Question

What is the average atomic mass of titanium? Titanium has \[~5\] isotopes: $Ti-46(8.0\%)$,
$Ti-47(7.8\%)$,$Ti-48(73.4\%)$,$Ti-49(5.5\%)$,$Ti-50(5.3\%)$

Answer 1

Hint: We know that the mole is widely used in chemistry as a convenient way to express amounts of reactants and products of chemical reactions. It is a fundamental unit which helps to calculate a big number. The mole is essentially a count of particles.

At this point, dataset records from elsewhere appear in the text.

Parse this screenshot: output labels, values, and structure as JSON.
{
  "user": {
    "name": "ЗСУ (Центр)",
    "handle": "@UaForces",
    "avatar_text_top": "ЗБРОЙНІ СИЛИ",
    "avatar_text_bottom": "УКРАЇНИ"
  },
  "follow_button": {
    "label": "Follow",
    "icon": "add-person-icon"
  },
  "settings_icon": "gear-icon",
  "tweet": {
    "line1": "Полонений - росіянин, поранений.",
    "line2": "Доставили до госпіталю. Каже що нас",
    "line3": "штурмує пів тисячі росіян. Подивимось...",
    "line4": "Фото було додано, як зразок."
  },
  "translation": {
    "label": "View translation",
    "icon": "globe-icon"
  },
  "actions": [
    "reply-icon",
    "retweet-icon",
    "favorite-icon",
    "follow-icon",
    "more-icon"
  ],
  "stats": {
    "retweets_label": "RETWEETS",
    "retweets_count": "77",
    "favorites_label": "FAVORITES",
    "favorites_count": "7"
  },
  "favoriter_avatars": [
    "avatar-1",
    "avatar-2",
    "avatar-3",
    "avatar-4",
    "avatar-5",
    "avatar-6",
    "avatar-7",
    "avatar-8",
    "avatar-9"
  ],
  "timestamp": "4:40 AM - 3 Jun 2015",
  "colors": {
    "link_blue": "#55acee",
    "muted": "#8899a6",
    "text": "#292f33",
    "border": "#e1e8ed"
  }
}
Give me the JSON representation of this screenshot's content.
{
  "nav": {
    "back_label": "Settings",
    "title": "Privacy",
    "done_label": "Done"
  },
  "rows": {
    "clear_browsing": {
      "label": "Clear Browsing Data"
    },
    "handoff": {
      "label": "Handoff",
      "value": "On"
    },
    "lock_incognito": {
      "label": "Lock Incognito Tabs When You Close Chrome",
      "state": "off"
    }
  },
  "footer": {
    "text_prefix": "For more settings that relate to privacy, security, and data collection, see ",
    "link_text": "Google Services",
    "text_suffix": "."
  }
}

The formula we will use here is \[avg.\text{ }atomic\text{ }mass\text{ = }\sum\limits_{i}^{{}}{{{m}_{ai}}}\text{ }abundance\text{ }of\text{ }i\]

Complete answer:
Titanium is the \[7\]th most abundant metallic element and \[9\]th most abundant element in the Earth’s crust. It is mostly found as oxides in igneous rocks. It is also found in the lithosphere. Titanium is present in almost all living things, water bodies, rocks and soil. Whenever the problem doesn't provide us with the actual atomic mass of an isotope, ma, we can use its mass number, A, as an approximation of its atomic mass. In this case, we will have
\[{}^{46}Ti\text{ }\to \text{ }ma\approx 46\text{ }u\]
\[{}^{47}Ti\text{ }\to \text{ }ma\approx 47\text{ }u\]
\[{}^{48}Ti\text{ }\to \text{ }ma\approx 48\text{ }u\]
\[{}^{49}Ti\text{ }\to \text{ }ma\approx 49\text{ }u\]
\[{}^{50}Ti\text{ }\to \text{ }ma\approx 50\text{ }u\]
Now, the average atomic mass of titanium is calculated by taking the weighted average of the atomic masses of its stable isotopes. Simply put, each isotope i will contribute to the average atomic mass of the element in proportion to its decimal abundance, which is simply the percent abundance divided by \[~100.\] \[avg.\text{ }atomic\text{ }mass\text{ = }\sum\limits_{i}^{{}}{{{m}_{ai}}}\text{ }abudance\text{ }of\text{ }i\]
The decimal abundances for these five isotopes will be
\[{}^{46}Ti:\text{ }\dfrac{8.0}{100}=0.080\]
\[{}^{47}Ti:\text{ }\dfrac{7.80}{100}=0.078\]
\[{}^{48}Ti:\text{ }\dfrac{73.4}{100}=0.734\]
\[{}^{49}Ti:\text{ }\dfrac{5.5}{100}=0.055\]
\[{}^{50}Ti:\text{ }\dfrac{5.3}{100}=0.053\]
The average atomic mass of titanium will thus be
avg. atomic mass \[=\left( 46\text{ }u\times 0.080 \right)+\left( 47\text{ }u\times 0.078 \right)+\left( 48\text{ }u\times 0.734 \right)+\left( 49\text{ }u\times 0.055 \right)+\left( 50\text{ }u\times 0.053 \right)\]
Therefore, average atomic mass is $47.923u$

Note:
Remember that Titanium is very useful in various fields mainly due to its properties such as highest strength to density ratio and corrosion resistance etc. Titanium tetrachloride is used in smoke screens. It is also used as a catalyst. Titanium alloys are strong, durable, and lightweight so they are generally used in missiles, jet engines and spacecraft. It is also used in the military, automotive industry, paper and pulp industry and agriculture.